Actualités et Agenda

Retrouvez ici toutes les actualités des droits des femmes et leur agenda : 
Rencontre avec Françoise Vergès le 10 avril à 19h30
librairie Scop Envie de lire
Groupe F: Rencontre Facebook Live le 12 avril 
Entreprises qui discriminent les femmes à l'embauche : Audience reportée au 17 mai

La librairie Scop Envie de Lire propose une rencontre avec Françoise Vergès le 10 avril à 19h30 autour de son dernier livre Le ventre des femmes: capitalisme, racialisation, féminisme, 2017, Seuil. Détails. 

"En 1970, le Nouvel Observateur publie «L’île du docteur Moreau», un article révélant les milliers d'avortement et stérilisations sans consentement ayant eu lieu dans les années 60-70 sur l'île de La Réunion. Les médecins et autres spécialistes tout désignés ne sont pas ou peu condamnés, et le scandale finit vite aux oubliettes.


En France, c'est un tout autre moment : les manifestations pour le droit à la contraception et en faveur de l'avortement battent leur plein sous l'égide du MLF* et aboutiront à la loi Veil de 1975.

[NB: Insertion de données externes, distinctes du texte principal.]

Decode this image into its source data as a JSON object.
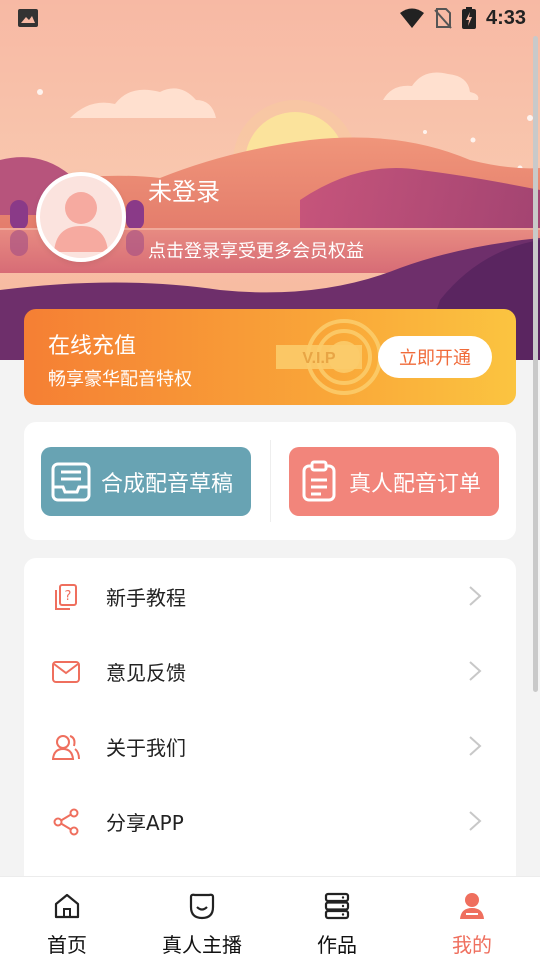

Dans ce dernier ouvrage, Françoise Vergès passe au peigne fin les contradictions de l’État français quant à sa gestion du ventre des femmes en métropole et dans les départements d’outre-mer."

Librairie Scop Envie de Lire, 16 rue Gabriel Péri à Ivry-sur-Seine. 

La semaine dernière, la première campagne du Groupe F, #PayeTaPlainte était lancée. Cette dernière a beaucoup fait parler d'elle. 

Jeudi 12 avril, à 20h, le Groupe F organise une soirée en direct sur Facebook pour présenter le Groupe F et dévoiler sa première mission à ses activites. 

Communiqué de Julien Bayou en date du 26 mars 2018 concernant la demande de communication de la liste des entreprises discriminant à l’embauche : l'audience prévue au tribunal le 29 mars est reportée au 17 mai. 
 

"En mars 2017, la ministre du travail d’alors Myriam El Khormi avaient pointé du doigt les entreprises Accor et Courtepaille comme discriminant à l’embauche. Ces deux entreprises faisaient partie d’un panel de douze (sur quarantes testées) présentant “un risque élevé de discrimination dans le traitement des candidatures” à l’issue d’un testing mené par le ministère du travail.

 

Depuis cette date, l’élu régional demande que soit publiée la liste des douze entreprises en question, liste refusée par le ministère du travail. Le Tribunal administratif aura à se prononcer en audience jeudi 29 mars 9h30.

 

Le name and shame, outil prisé des activistes, est foncièrement utile pour faire évoluer les pratiques. C’est Emmanuel Macron, le président de la République, qui le dit “Nous allons aussi mettre en place un système de +name and shame+, rendre public les entreprises qui respectent moins la loi (...) parce que la stigmatisation fait changer les comportements”. Alors ministre de l’économie, l’actuel président n’avait d’ailleurs pas hésité à afficher les entreprises hors la loi en matière... de délais de paiement aux fournisseurs.

 

Hélas ! Quand il s’agit de lutte contre les discriminations ou d’égalité salariale, le fossé est béant entre le discours et les actes. Mais puisque le gouvernement a rendu public le nom de deux entreprises qui discriminent, nous espérons bien obtenir le nom des dix autres et mettre ainsi fin à cette discrimination... entre entreprises discriminant à l’embauche."